1916 –
Frederick Durant was a key advisor to the U.S. military, intelligence, and civilian space-flight programs of the 1950s and ’60s. He served as president of the American Rocket Society in 1953 and president of the International Astronautical Federation (IAF) from 1953 to 1956. During the 1950s he worked for several different aerospace organizations, including: Bell Aircraft Corp., Everett Research Lab, the Naval Air Rocket Test Station, and the Maynard Ordnance Test Station. He later became assistant director of astronautics for the National Air and Space Museum of the Smithsonian Institution, in Washington, D.C., helping to launch the modern facility millions of visitors tour each year.

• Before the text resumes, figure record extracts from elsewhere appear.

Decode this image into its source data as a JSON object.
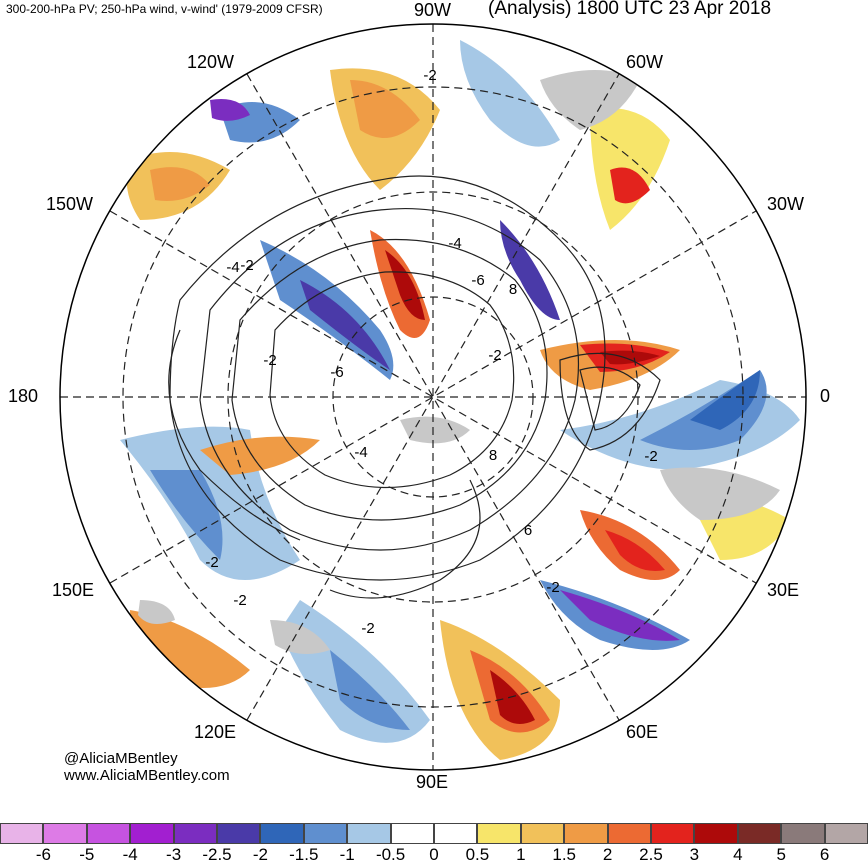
{
  "header": {
    "left": "300-200-hPa PV; 250-hPa wind, v-wind' (1979-2009 CFSR)",
    "right": "(Analysis) 1800 UTC 23 Apr 2018"
  },
  "longitude_labels": {
    "w90": "90W",
    "w60": "60W",
    "w120": "120W",
    "w150": "150W",
    "w30": "30W",
    "zero": "0",
    "e180": "180",
    "e30": "30E",
    "e150": "150E",
    "e60": "60E",
    "e120": "120E",
    "e90": "90E"
  },
  "contour_labels": [
    "-2",
    "-4",
    "-6",
    "8",
    "-2",
    "-4",
    "-2",
    "-6",
    "-4",
    "8",
    "-2",
    "6",
    "-2",
    "-2",
    "-2",
    "-2",
    "-2"
  ],
  "credit": {
    "handle": "@AliciaMBentley",
    "site": "www.AliciaMBentley.com"
  },
  "colorbar": {
    "colors": [
      "#e8b3e8",
      "#dd7be6",
      "#c653e0",
      "#a21fd0",
      "#7b2dc0",
      "#4a3aa8",
      "#2f66b8",
      "#5f8fcf",
      "#a6c8e6",
      "#ffffff",
      "#ffffff",
      "#f7e56a",
      "#f1c15a",
      "#ef9b45",
      "#ec6a33",
      "#e3231d",
      "#ad0a0a",
      "#7a2a26",
      "#8a7a7a",
      "#b3a6a6"
    ],
    "ticks": [
      "-6",
      "-5",
      "-4",
      "-3",
      "-2.5",
      "-2",
      "-1.5",
      "-1",
      "-0.5",
      "0",
      "0.5",
      "1",
      "1.5",
      "2",
      "2.5",
      "3",
      "4",
      "5",
      "6"
    ]
  }
}
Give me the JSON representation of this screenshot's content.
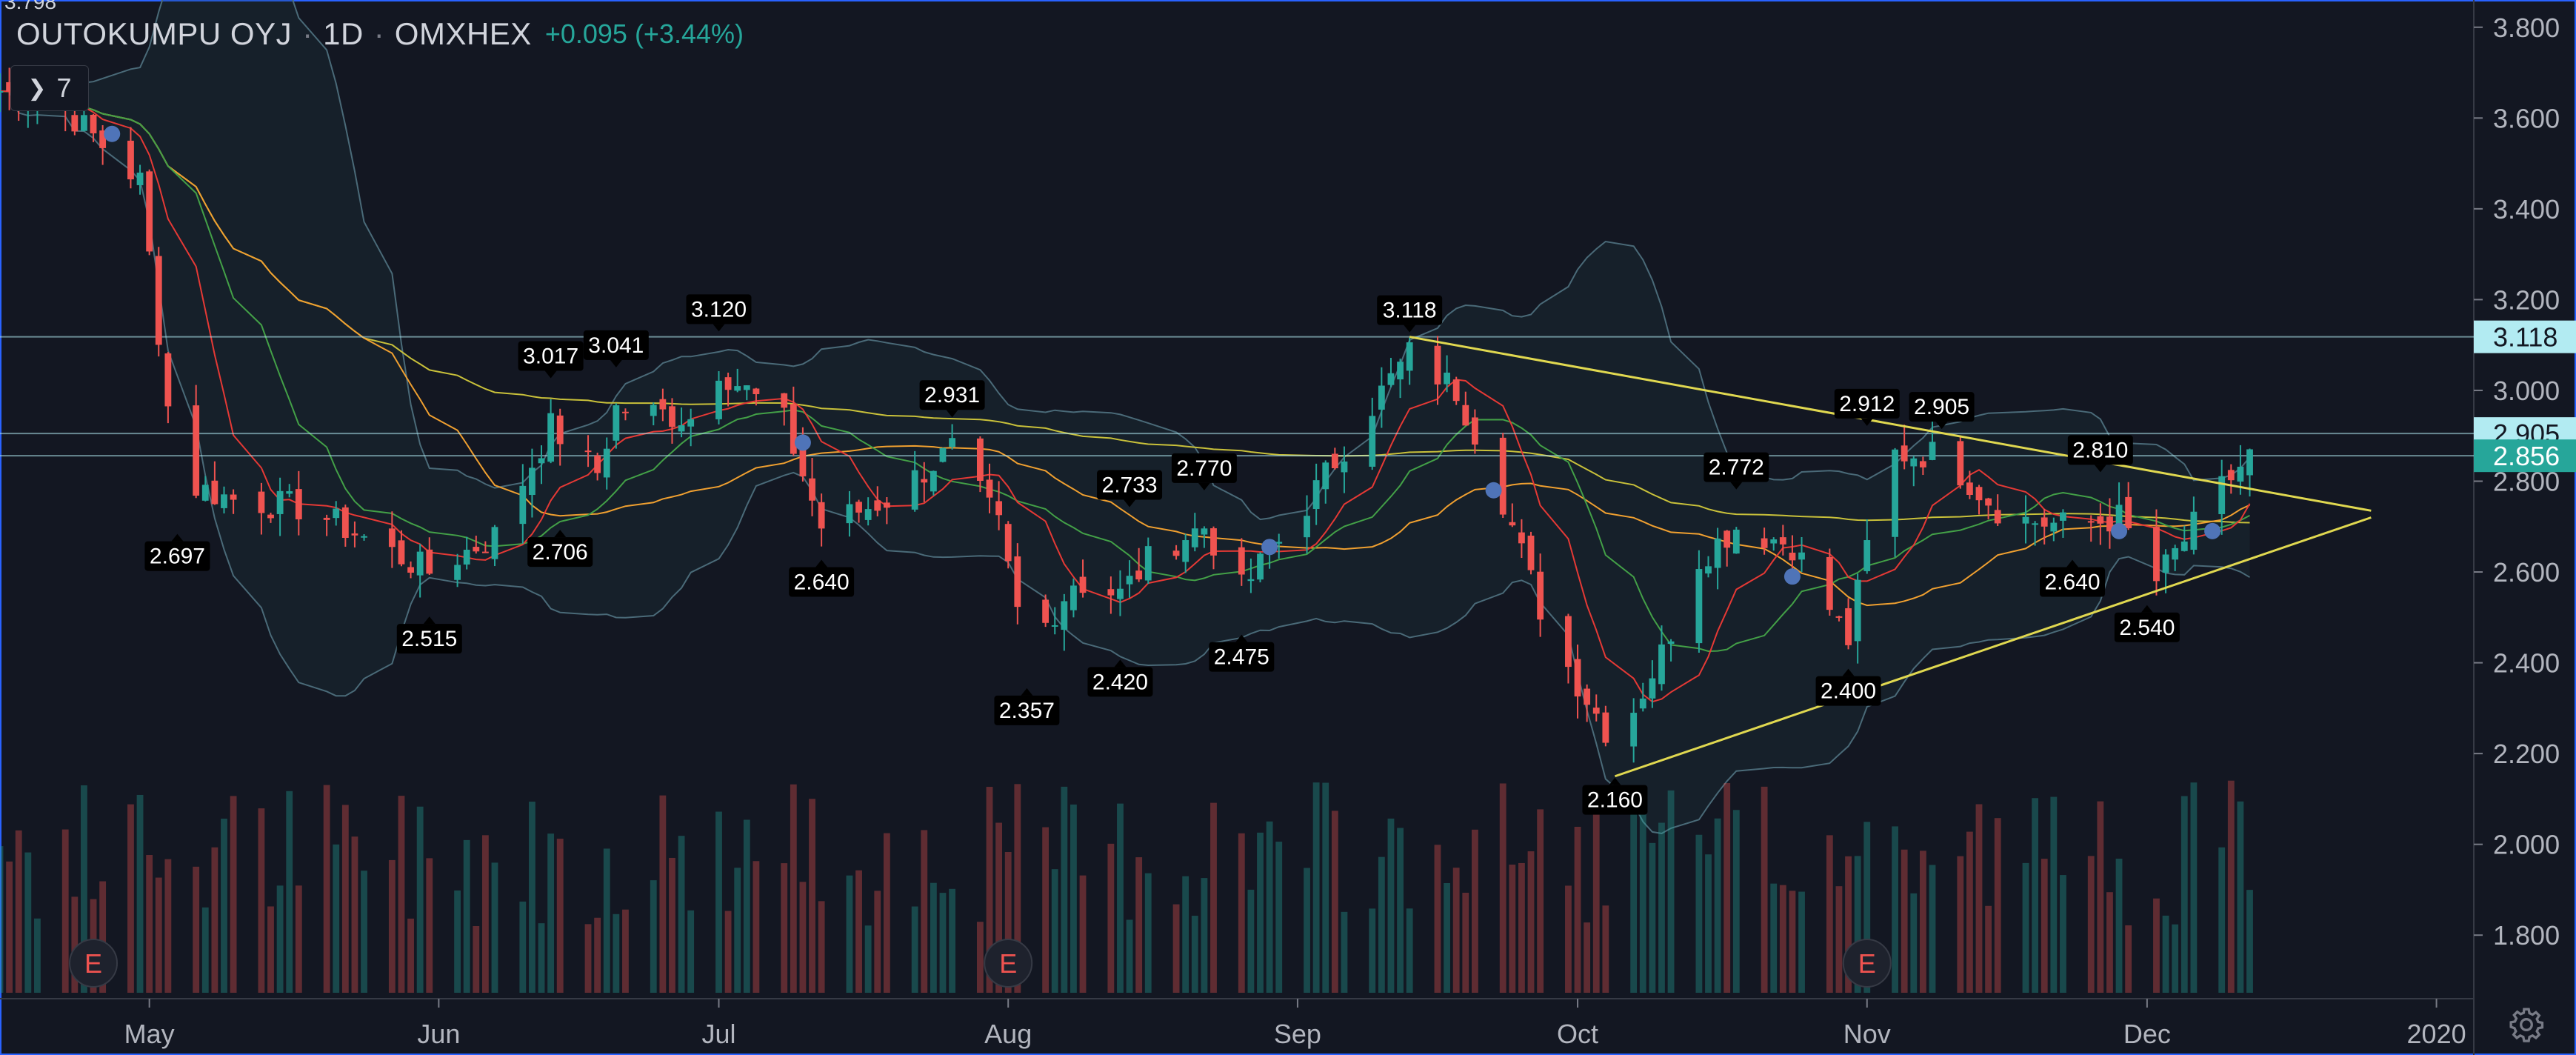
{
  "header": {
    "symbol": "OUTOKUMPU OYJ",
    "interval": "1D",
    "exchange": "OMXHEX",
    "change": "+0.095 (+3.44%)",
    "separator": "·"
  },
  "indicators_button": {
    "label": "7",
    "icon": "chevron-right-icon"
  },
  "settings_icon": "gear-icon",
  "colors": {
    "background": "#131722",
    "up": "#26a69a",
    "down": "#ef5350",
    "ma_red": "#e53935",
    "ma_green": "#43a047",
    "ma_orange": "#f0a030",
    "ma_yellow": "#c9c13a",
    "trendline": "#e0d850",
    "bollinger": "#4a6a78",
    "marker": "#4f74b8"
  },
  "chart_data": {
    "type": "candlestick",
    "ylim": [
      1.66,
      3.86
    ],
    "y_ticks": [
      "3.800",
      "3.600",
      "3.400",
      "3.200",
      "3.000",
      "2.800",
      "2.600",
      "2.400",
      "2.200",
      "2.000",
      "1.800"
    ],
    "y_tick_values": [
      3.8,
      3.6,
      3.4,
      3.2,
      3.0,
      2.8,
      2.6,
      2.4,
      2.2,
      2.0,
      1.8
    ],
    "x_labels": [
      {
        "label": "May",
        "date": "2019-05-01"
      },
      {
        "label": "Jun",
        "date": "2019-06-01"
      },
      {
        "label": "Jul",
        "date": "2019-07-01"
      },
      {
        "label": "Aug",
        "date": "2019-08-01"
      },
      {
        "label": "Sep",
        "date": "2019-09-01"
      },
      {
        "label": "Oct",
        "date": "2019-10-01"
      },
      {
        "label": "Nov",
        "date": "2019-11-01"
      },
      {
        "label": "Dec",
        "date": "2019-12-01"
      },
      {
        "label": "2020",
        "date": "2020-01-01"
      }
    ],
    "x_range": [
      "2019-04-15",
      "2020-01-05"
    ],
    "top_clipped_label": "3.798",
    "price_labels": [
      {
        "text": "3.118",
        "value": 3.118,
        "bg": "#b2ebf2",
        "fg": "#131722"
      },
      {
        "text": "2.905",
        "value": 2.905,
        "bg": "#b2ebf2",
        "fg": "#131722"
      },
      {
        "text": "2.856",
        "value": 2.856,
        "bg": "#26a69a",
        "fg": "#ffffff"
      }
    ],
    "horizontal_lines": [
      3.118,
      2.905,
      2.856
    ],
    "swing_labels": [
      {
        "text": "3.120",
        "date": "2019-07-01",
        "value": 3.12,
        "pos": "high"
      },
      {
        "text": "3.017",
        "date": "2019-06-13",
        "value": 3.017,
        "pos": "high"
      },
      {
        "text": "3.041",
        "date": "2019-06-20",
        "value": 3.041,
        "pos": "high"
      },
      {
        "text": "2.931",
        "date": "2019-07-26",
        "value": 2.931,
        "pos": "high"
      },
      {
        "text": "2.733",
        "date": "2019-08-14",
        "value": 2.733,
        "pos": "high"
      },
      {
        "text": "2.770",
        "date": "2019-08-22",
        "value": 2.77,
        "pos": "high"
      },
      {
        "text": "3.118",
        "date": "2019-09-13",
        "value": 3.118,
        "pos": "high"
      },
      {
        "text": "2.772",
        "date": "2019-10-18",
        "value": 2.772,
        "pos": "high"
      },
      {
        "text": "2.912",
        "date": "2019-11-01",
        "value": 2.912,
        "pos": "high"
      },
      {
        "text": "2.905",
        "date": "2019-11-09",
        "value": 2.905,
        "pos": "high"
      },
      {
        "text": "2.810",
        "date": "2019-11-26",
        "value": 2.81,
        "pos": "high"
      },
      {
        "text": "2.697",
        "date": "2019-05-04",
        "value": 2.697,
        "pos": "low"
      },
      {
        "text": "2.515",
        "date": "2019-05-31",
        "value": 2.515,
        "pos": "low"
      },
      {
        "text": "2.706",
        "date": "2019-06-14",
        "value": 2.706,
        "pos": "low"
      },
      {
        "text": "2.640",
        "date": "2019-07-12",
        "value": 2.64,
        "pos": "low"
      },
      {
        "text": "2.357",
        "date": "2019-08-03",
        "value": 2.357,
        "pos": "low"
      },
      {
        "text": "2.420",
        "date": "2019-08-13",
        "value": 2.42,
        "pos": "low"
      },
      {
        "text": "2.475",
        "date": "2019-08-26",
        "value": 2.475,
        "pos": "low"
      },
      {
        "text": "2.160",
        "date": "2019-10-05",
        "value": 2.16,
        "pos": "low"
      },
      {
        "text": "2.400",
        "date": "2019-10-30",
        "value": 2.4,
        "pos": "low"
      },
      {
        "text": "2.640",
        "date": "2019-11-23",
        "value": 2.64,
        "pos": "low"
      },
      {
        "text": "2.540",
        "date": "2019-12-01",
        "value": 2.54,
        "pos": "low"
      }
    ],
    "trendlines": [
      {
        "from": {
          "date": "2019-09-13",
          "value": 3.118
        },
        "to": {
          "date": "2019-12-25",
          "value": 2.735
        }
      },
      {
        "from": {
          "date": "2019-10-05",
          "value": 2.15
        },
        "to": {
          "date": "2019-12-25",
          "value": 2.72
        }
      }
    ],
    "earnings_markers": [
      {
        "label": "E",
        "date": "2019-04-25"
      },
      {
        "label": "E",
        "date": "2019-08-01"
      },
      {
        "label": "E",
        "date": "2019-11-01"
      }
    ],
    "blue_dots": [
      {
        "date": "2019-04-27",
        "value": 3.565
      },
      {
        "date": "2019-07-10",
        "value": 2.885
      },
      {
        "date": "2019-08-29",
        "value": 2.655
      },
      {
        "date": "2019-09-22",
        "value": 2.78
      },
      {
        "date": "2019-10-24",
        "value": 2.59
      },
      {
        "date": "2019-11-28",
        "value": 2.69
      },
      {
        "date": "2019-12-08",
        "value": 2.69
      }
    ],
    "waypoints": [
      {
        "date": "2019-04-15",
        "value": 3.66
      },
      {
        "date": "2019-04-22",
        "value": 3.62
      },
      {
        "date": "2019-04-30",
        "value": 3.46
      },
      {
        "date": "2019-05-04",
        "value": 2.8
      },
      {
        "date": "2019-05-10",
        "value": 2.76
      },
      {
        "date": "2019-05-18",
        "value": 2.74
      },
      {
        "date": "2019-05-31",
        "value": 2.6
      },
      {
        "date": "2019-06-07",
        "value": 2.68
      },
      {
        "date": "2019-06-13",
        "value": 2.92
      },
      {
        "date": "2019-06-18",
        "value": 2.82
      },
      {
        "date": "2019-06-20",
        "value": 2.96
      },
      {
        "date": "2019-06-28",
        "value": 2.94
      },
      {
        "date": "2019-07-01",
        "value": 3.05
      },
      {
        "date": "2019-07-08",
        "value": 2.93
      },
      {
        "date": "2019-07-12",
        "value": 2.7
      },
      {
        "date": "2019-07-19",
        "value": 2.76
      },
      {
        "date": "2019-07-26",
        "value": 2.87
      },
      {
        "date": "2019-07-31",
        "value": 2.7
      },
      {
        "date": "2019-08-03",
        "value": 2.42
      },
      {
        "date": "2019-08-08",
        "value": 2.58
      },
      {
        "date": "2019-08-13",
        "value": 2.55
      },
      {
        "date": "2019-08-17",
        "value": 2.65
      },
      {
        "date": "2019-08-22",
        "value": 2.7
      },
      {
        "date": "2019-08-26",
        "value": 2.56
      },
      {
        "date": "2019-09-02",
        "value": 2.75
      },
      {
        "date": "2019-09-08",
        "value": 2.94
      },
      {
        "date": "2019-09-13",
        "value": 3.08
      },
      {
        "date": "2019-09-18",
        "value": 3.0
      },
      {
        "date": "2019-09-22",
        "value": 2.82
      },
      {
        "date": "2019-09-28",
        "value": 2.46
      },
      {
        "date": "2019-10-05",
        "value": 2.22
      },
      {
        "date": "2019-10-10",
        "value": 2.42
      },
      {
        "date": "2019-10-14",
        "value": 2.63
      },
      {
        "date": "2019-10-18",
        "value": 2.7
      },
      {
        "date": "2019-10-24",
        "value": 2.66
      },
      {
        "date": "2019-10-30",
        "value": 2.45
      },
      {
        "date": "2019-11-03",
        "value": 2.86
      },
      {
        "date": "2019-11-09",
        "value": 2.86
      },
      {
        "date": "2019-11-16",
        "value": 2.72
      },
      {
        "date": "2019-11-23",
        "value": 2.7
      },
      {
        "date": "2019-11-28",
        "value": 2.72
      },
      {
        "date": "2019-12-02",
        "value": 2.58
      },
      {
        "date": "2019-12-08",
        "value": 2.76
      },
      {
        "date": "2019-12-12",
        "value": 2.856
      }
    ],
    "volume_scale": "relative",
    "series": [
      {
        "name": "",
        "kind": "candles"
      },
      {
        "name": "",
        "kind": "ma_fast"
      },
      {
        "name": "",
        "kind": "ma_mid"
      },
      {
        "name": "",
        "kind": "ma_slow"
      },
      {
        "name": "",
        "kind": "ma_long"
      },
      {
        "name": "",
        "kind": "bollinger"
      },
      {
        "name": "",
        "kind": "volume"
      }
    ]
  }
}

While at the Smithsonian, he was tapped to serve as the aerospace historian for the Encyclopaedia Britannica…
As a civilian in the 1950s, he became one of the most respected independent advisors to the U.S. government on aerospace technology. He served on a Central Intelligence Agency panel in 1953 studying the possibility of extraterrestrial spacecraft as a potential threat to national security, co-authoring a report that concluded there was ”no evidence that the phenomena indicate a need for the revision of current scientific concepts.”
(spectrum.ieee.org)
Durant sat on the CIA-convened Robertson Panel in 1953.